Mobile Media Ubiquity

Note: This entry has been restored from old archives.

I’m sitting on the train right now watching a bunch of 9 year old boys displaying their flashy mobile phones to each other. Thinking back almost 2 decades ago, when I was 9… change is interesting. If only they didn’t make the things speakerphone capable, I’ve never liked wearing headphones in public places but the alternative these days is listening to kids playing off their favourite pop and hip-hop artists against each other (backed up by constant PSP sound effects). If nothing else, we certainly live in a noisier world now. No music sounds good coming out of these devices with added screech and crackle and truncated range, but this isn’t just about listening to the music of course.

The 9 year olds were just replaced by a bunch of 12 year old boys who’re watching South Park on their mobile phones. Will wonders never cease?

I’m not complaining, I was late to enter the mobile market (2003) but my first mobile phone was an all-bells-and-whistles, touchscreen, 3G, Motorola A920 brick (now a less bricky A1000). I was able to watch videos on my phone before most people I know (and they’re mostly geeks) — back in Sydney I often used it to check out movie trailers before heading to the cinema. It’s not the newness of the tech that’s interesting, geeks have had this stuff for years, it is the sudden ubiquity. These kids don’t even have iPods anymore, they don’t need them.

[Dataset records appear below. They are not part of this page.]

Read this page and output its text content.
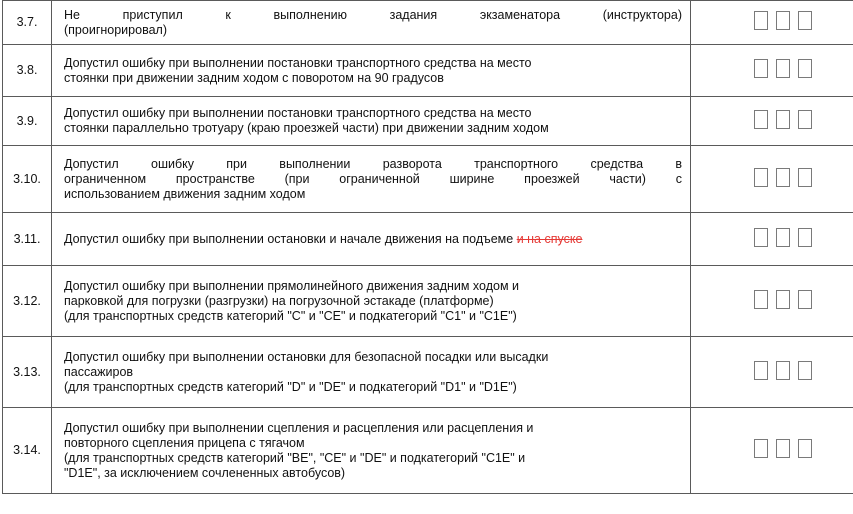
3.7.	Не приступил к выполнению задания экзаменатора (инструктора)
(проигнорировал)	

3.8.	Допустил ошибку при выполнении постановки транспортного средства на место
стоянки при движении задним ходом с поворотом на 90 градусов	

3.9.	Допустил ошибку при выполнении постановки транспортного средства на место
стоянки параллельно тротуару (краю проезжей части) при движении задним ходом	

3.10.	Допустил ошибку при выполнении разворота транспортного средства в
ограниченном пространстве (при ограниченной ширине проезжей части) с
использованием движения задним ходом	

3.11.	Допустил ошибку при выполнении остановки и начале движения на подъеме и на спуске	

3.12.	Допустил ошибку при выполнении прямолинейного движения задним ходом и
парковкой для погрузки (разгрузки) на погрузочной эстакаде (платформе)
(для транспортных средств категорий "C" и "CE" и подкатегорий "C1" и "C1E")	

3.13.	Допустил ошибку при выполнении остановки для безопасной посадки или высадки
пассажиров
(для транспортных средств категорий "D" и "DE" и подкатегорий "D1" и "D1E")	

3.14.	Допустил ошибку при выполнении сцепления и расцепления или расцепления и
повторного сцепления прицепа с тягачом
(для транспортных средств категорий "BE", "CE" и "DE" и подкатегорий "C1E" и
"D1E", за исключением сочлененных автобусов)	
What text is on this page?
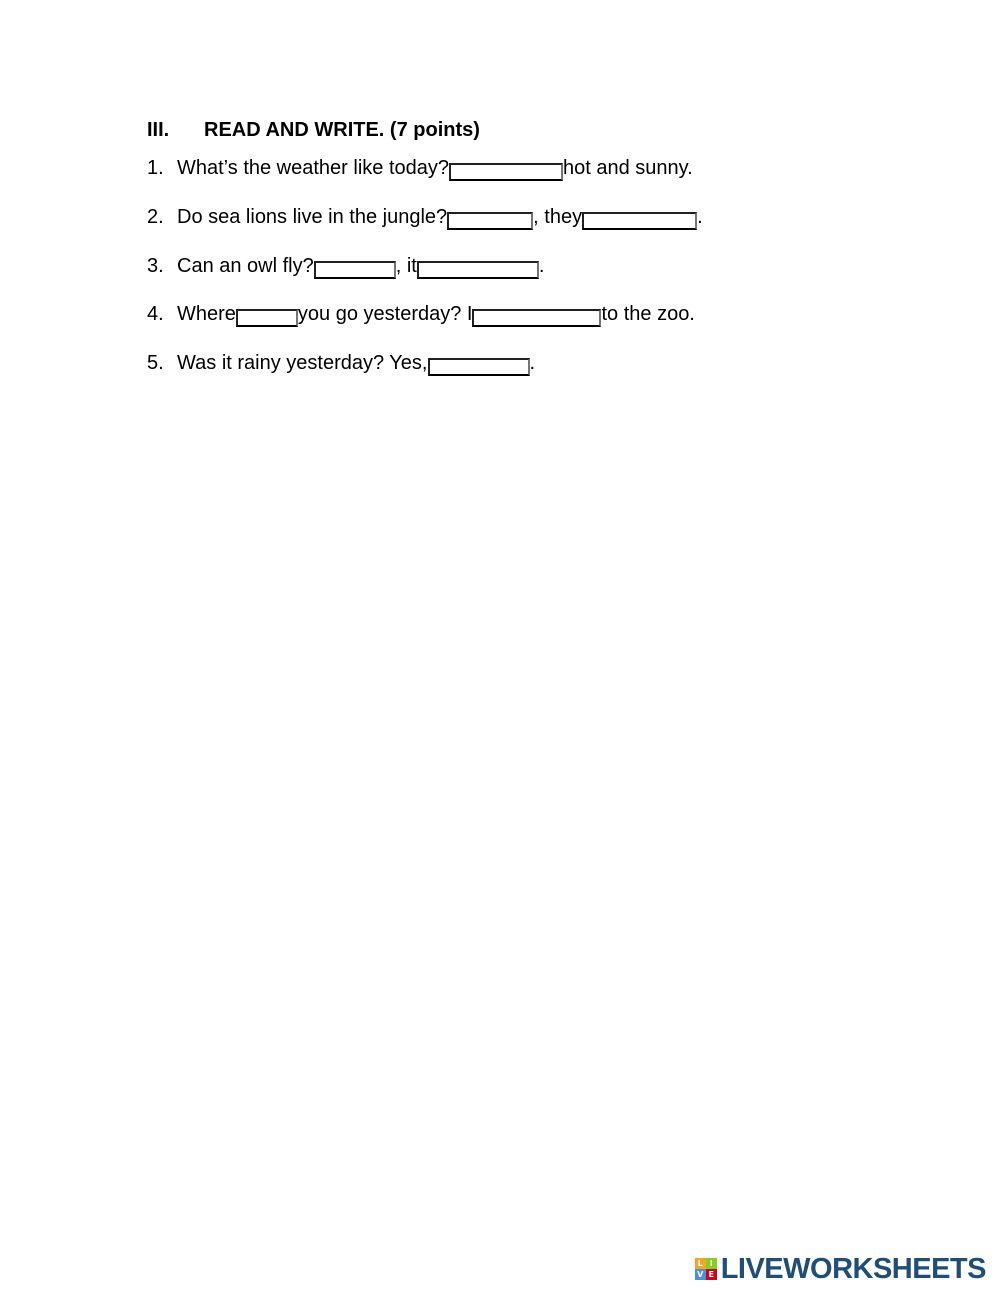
III. READ AND WRITE. (7 points)
1. What’s the weather like today?	hot and sunny.
2. Do sea lions live in the jungle?	, they	.
3. Can an owl fly?	, it	.
4. Where	you go yesterday? I	to the zoo.
5. Was it rainy yesterday? Yes,	.
L I
V E LIVEWORKSHEETS
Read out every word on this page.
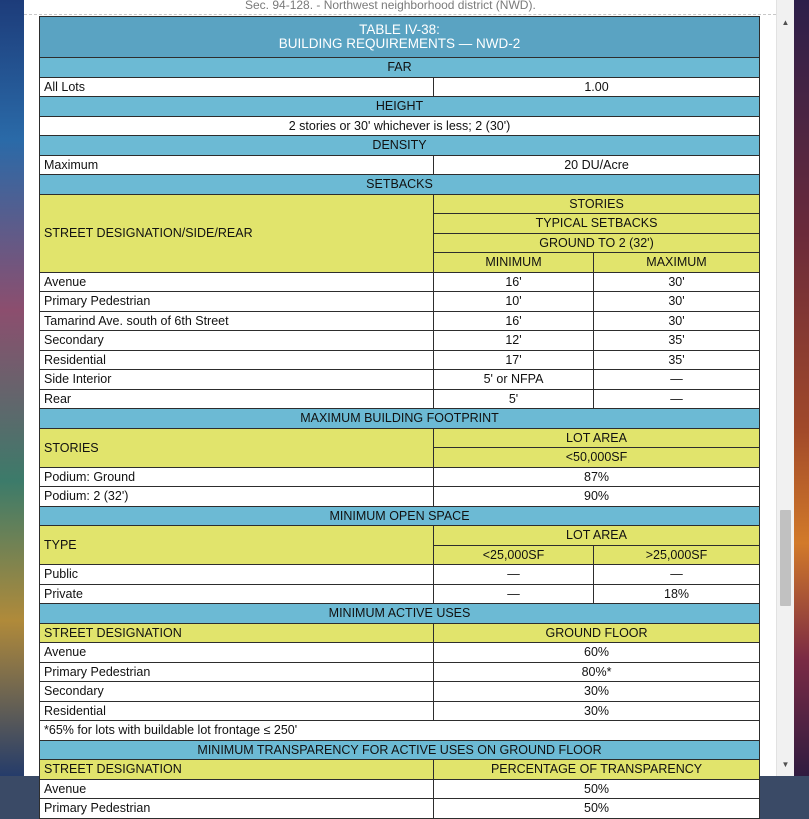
Sec. 94-128. - Northwest neighborhood district (NWD).
TABLE IV-38:
BUILDING REQUIREMENTS — NWD-2		
FAR		
All Lots	1.00	
HEIGHT		
2 stories or 30' whichever is less; 2 (30')		
DENSITY		
Maximum	20 DU/Acre	
SETBACKS		
STREET DESIGNATION/SIDE/REAR	STORIES	
	TYPICAL SETBACKS	
	GROUND TO 2 (32')	
	MINIMUM	MAXIMUM
Avenue	16'	30'
Primary Pedestrian	10'	30'
Tamarind Ave. south of 6th Street	16'	30'
Secondary	12'	35'
Residential	17'	35'
Side Interior	5' or NFPA	—
Rear	5'	—
MAXIMUM BUILDING FOOTPRINT		
STORIES	LOT AREA	
	<50,000SF	
Podium: Ground	87%	
Podium: 2 (32')	90%	
MINIMUM OPEN SPACE		
TYPE	LOT AREA	
	<25,000SF	>25,000SF
Public	—	—
Private	—	18%
MINIMUM ACTIVE USES		
STREET DESIGNATION	GROUND FLOOR	
Avenue	60%	
Primary Pedestrian	80%*	
Secondary	30%	
Residential	30%	
*65% for lots with buildable lot frontage ≤ 250'		
MINIMUM TRANSPARENCY FOR ACTIVE USES ON GROUND FLOOR		
STREET DESIGNATION	PERCENTAGE OF TRANSPARENCY	
Avenue	50%	
Primary Pedestrian	50%	
▲
▼
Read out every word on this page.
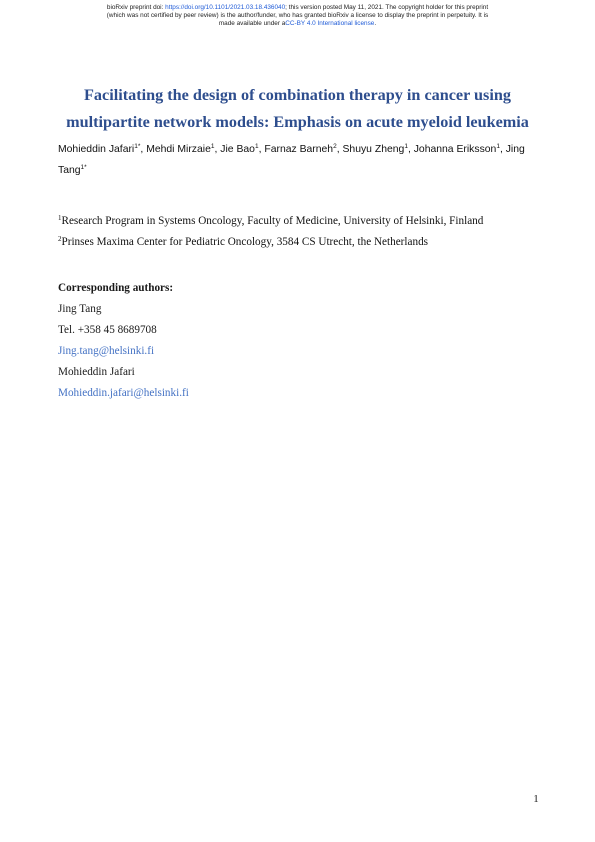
bioRxiv preprint doi: https://doi.org/10.1101/2021.03.18.436040; this version posted May 11, 2021. The copyright holder for this preprint
(which was not certified by peer review) is the author/funder, who has granted bioRxiv a license to display the preprint in perpetuity. It is
made available under aCC-BY 4.0 International license.
Facilitating the design of combination therapy in cancer using
multipartite network models: Emphasis on acute myeloid leukemia
Mohieddin Jafari$^{1*}$, Mehdi Mirzaie$^1$, Jie Bao$^1$, Farnaz Barneh$^2$, Shuyu Zheng$^1$, Johanna Eriksson$^1$, Jing Tang$^{1*}$
$^1$Research Program in Systems Oncology, Faculty of Medicine, University of Helsinki, Finland
$^2$Prinses Maxima Center for Pediatric Oncology, 3584 CS Utrecht, the Netherlands
Corresponding authors:
Jing Tang
Tel. +358 45 8689708
Jing.tang@helsinki.fi
Mohieddin Jafari
Mohieddin.jafari@helsinki.fi
1
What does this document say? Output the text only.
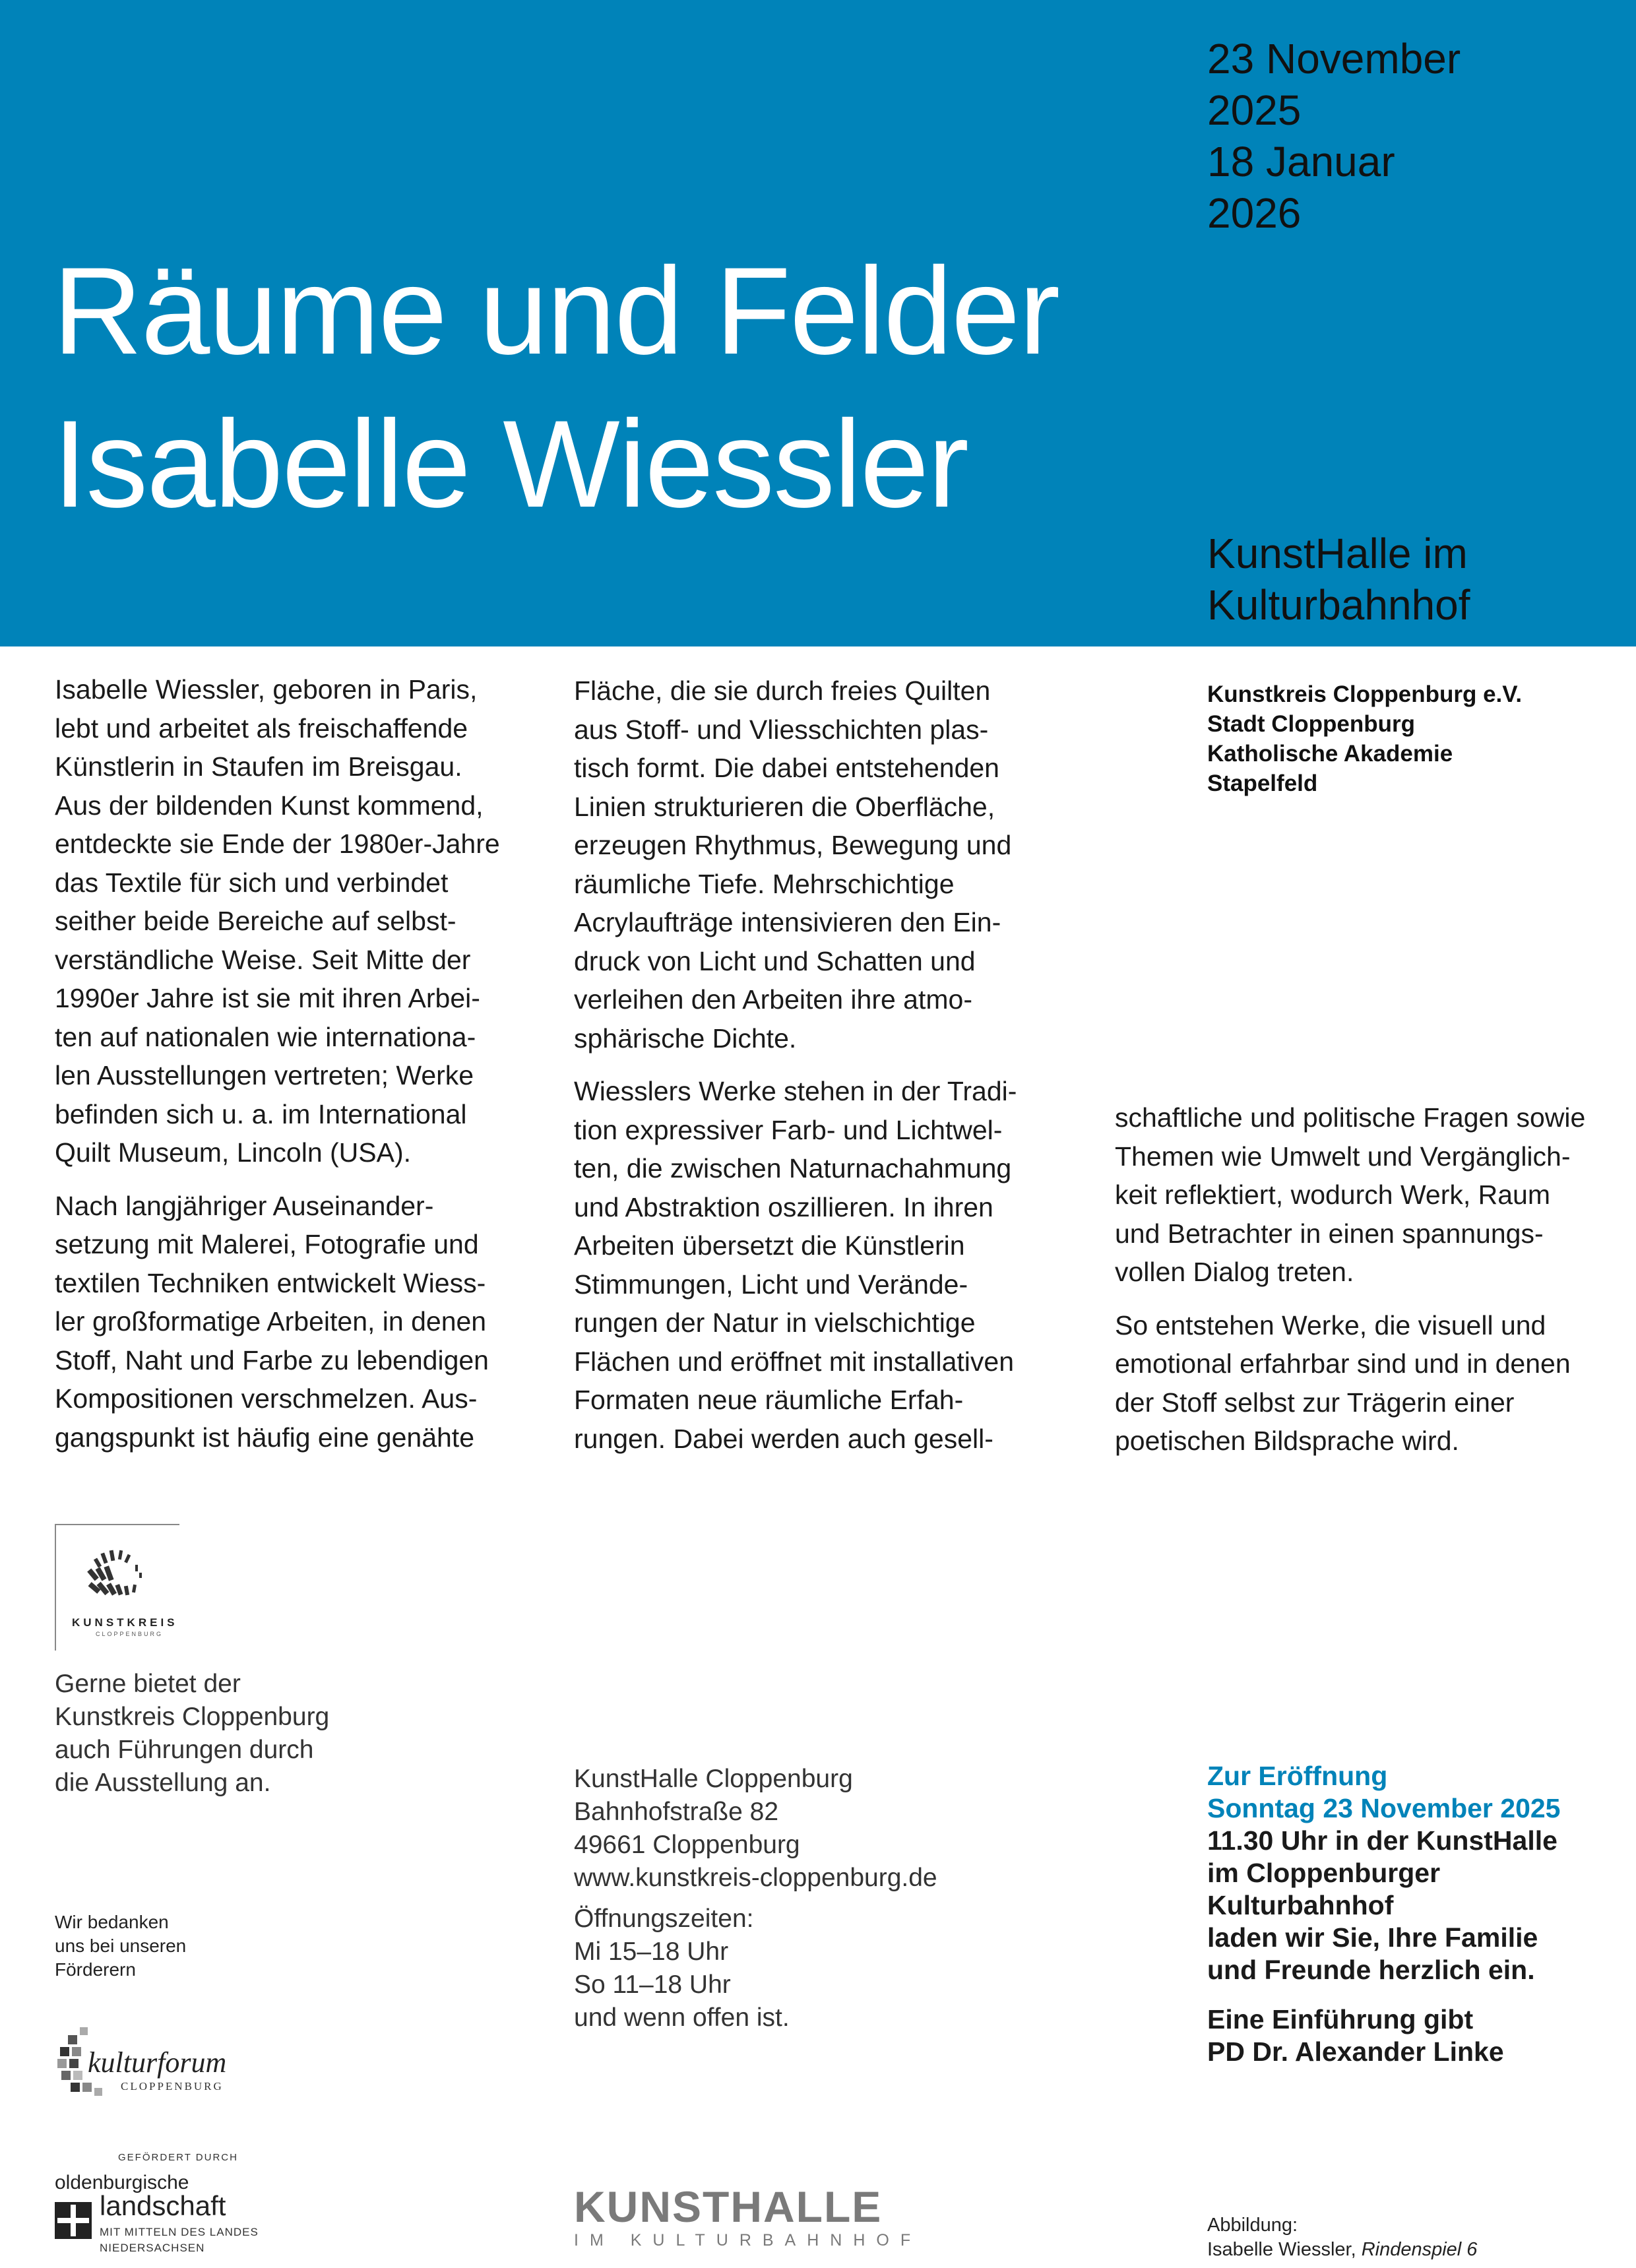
23 November
2025
18 Januar
2026
Räume und Felder
Isabelle Wiessler
KunstHalle im
Kulturbahnhof
Kunstkreis Cloppenburg e.V.
Stadt Cloppenburg
Katholische Akademie
Stapelfeld

Isabelle Wiessler, geboren in Paris,
lebt und arbeitet als freischaffende
Künstlerin in Staufen im Breisgau.
Aus der bildenden Kunst kommend,
entdeckte sie Ende der 1980er-Jahre
das Textile für sich und verbindet
seither beide Bereiche auf selbst-
verständliche Weise. Seit Mitte der
1990er Jahre ist sie mit ihren Arbei-
ten auf nationalen wie internationa-
len Ausstellungen vertreten; Werke
befinden sich u. a. im International
Quilt Museum, Lincoln (USA).

Nach langjähriger Auseinander-
setzung mit Malerei, Fotografie und
textilen Techniken entwickelt Wiess-
ler großformatige Arbeiten, in denen
Stoff, Naht und Farbe zu lebendigen
Kompositionen verschmelzen. Aus-
gangspunkt ist häufig eine genähte

Fläche, die sie durch freies Quilten
aus Stoff- und Vliesschichten plas-
tisch formt. Die dabei entstehenden
Linien strukturieren die Oberfläche,
erzeugen Rhythmus, Bewegung und
räumliche Tiefe. Mehrschichtige
Acrylaufträge intensivieren den Ein-
druck von Licht und Schatten und
verleihen den Arbeiten ihre atmo-
sphärische Dichte.

Wiesslers Werke stehen in der Tradi-
tion expressiver Farb- und Lichtwel-
ten, die zwischen Naturnachahmung
und Abstraktion oszillieren. In ihren
Arbeiten übersetzt die Künstlerin
Stimmungen, Licht und Verände-
rungen der Natur in vielschichtige
Flächen und eröffnet mit installativen
Formaten neue räumliche Erfah-
rungen. Dabei werden auch gesell-

schaftliche und politische Fragen sowie
Themen wie Umwelt und Vergänglich-
keit reflektiert, wodurch Werk, Raum
und Betrachter in einen spannungs-
vollen Dialog treten.

So entstehen Werke, die visuell und
emotional erfahrbar sind und in denen
der Stoff selbst zur Trägerin einer
poetischen Bildsprache wird.

KUNSTKREIS
CLOPPENBURG
Gerne bietet der
Kunstkreis Cloppenburg
auch Führungen durch
die Ausstellung an.	KunstHalle Cloppenburg
Bahnhofstraße 82
49661 Cloppenburg
www.kunstkreis-cloppenburg.de
Öffnungszeiten:
Mi 15–18 Uhr
So 11–18 Uhr
und wenn offen ist.
Zur Eröffnung
Sonntag 23 November 2025
11.30 Uhr in der KunstHalle
im Cloppenburger
Kulturbahnhof
laden wir Sie, Ihre Familie
und Freunde herzlich ein.
Eine Einführung gibt
PD Dr. Alexander Linke
Wir bedanken
uns bei unseren
Förderern
kulturforum
CLOPPENBURG
GEFÖRDERT DURCH
oldenburgische
landschaft
MIT MITTELN DES LANDES
NIEDERSACHSEN
KUNSTHALLE
IM KULTURBAHNHOF
Abbildung:
Isabelle Wiessler, Rindenspiel 6
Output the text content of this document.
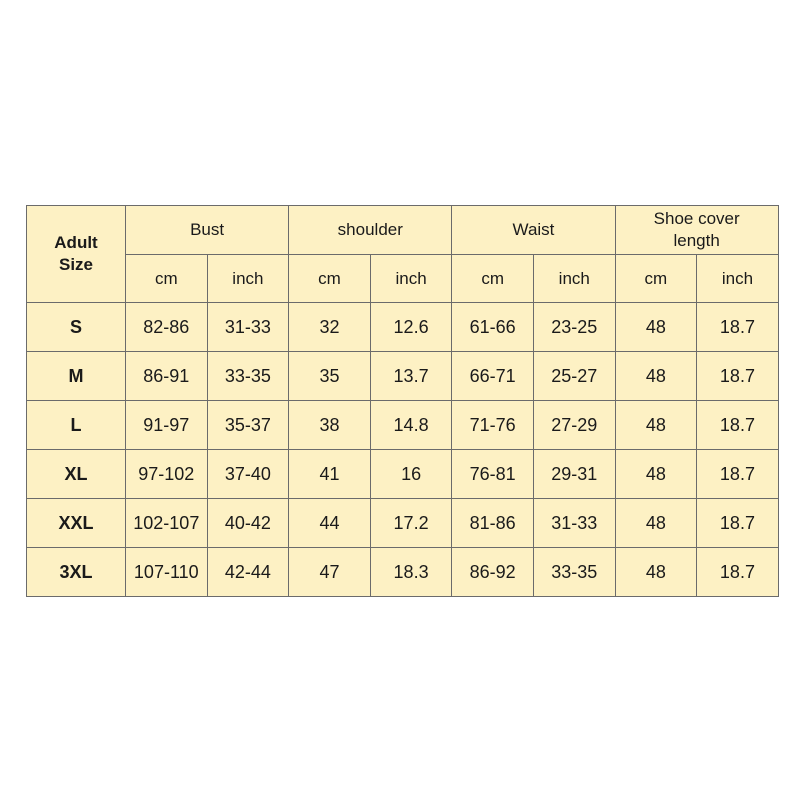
Adult
Size	Bust		shoulder		Waist		Shoe cover
length	

	cm	inch	cm	inch	cm	inch	cm	inch
S	82-86	31-33	32	12.6	61-66	23-25	48	18.7
M	86-91	33-35	35	13.7	66-71	25-27	48	18.7
L	91-97	35-37	38	14.8	71-76	27-29	48	18.7
XL	97-102	37-40	41	16	76-81	29-31	48	18.7
XXL	102-107	40-42	44	17.2	81-86	31-33	48	18.7
3XL	107-110	42-44	47	18.3	86-92	33-35	48	18.7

I’ve noticed more and more people in the gym without iPods too, the same trend applies: they’ve been replaced by phones (it might be a different story in a trendoid gym in a trendier area). What has higher value, the supposed sexiness of an iPod or not having to carry around an additional gadget? Phones are getting sexier anyway. Thus the iPhone? There’s so much potential for wringing money out of these kids. Media/Games/Software … the hard part is getting them to pay rather than just working out how to rip everything off (it only takes one l33t kid to knock 100+ out of the market, and it isn’t hard to be l33t). The answer must be to make paying easier than ripping off, which is easy to say but the hard part is “how?”. The music industry seems to think this can be done by making the ripping-off harder; and they just move from one DRM total-failure to the next.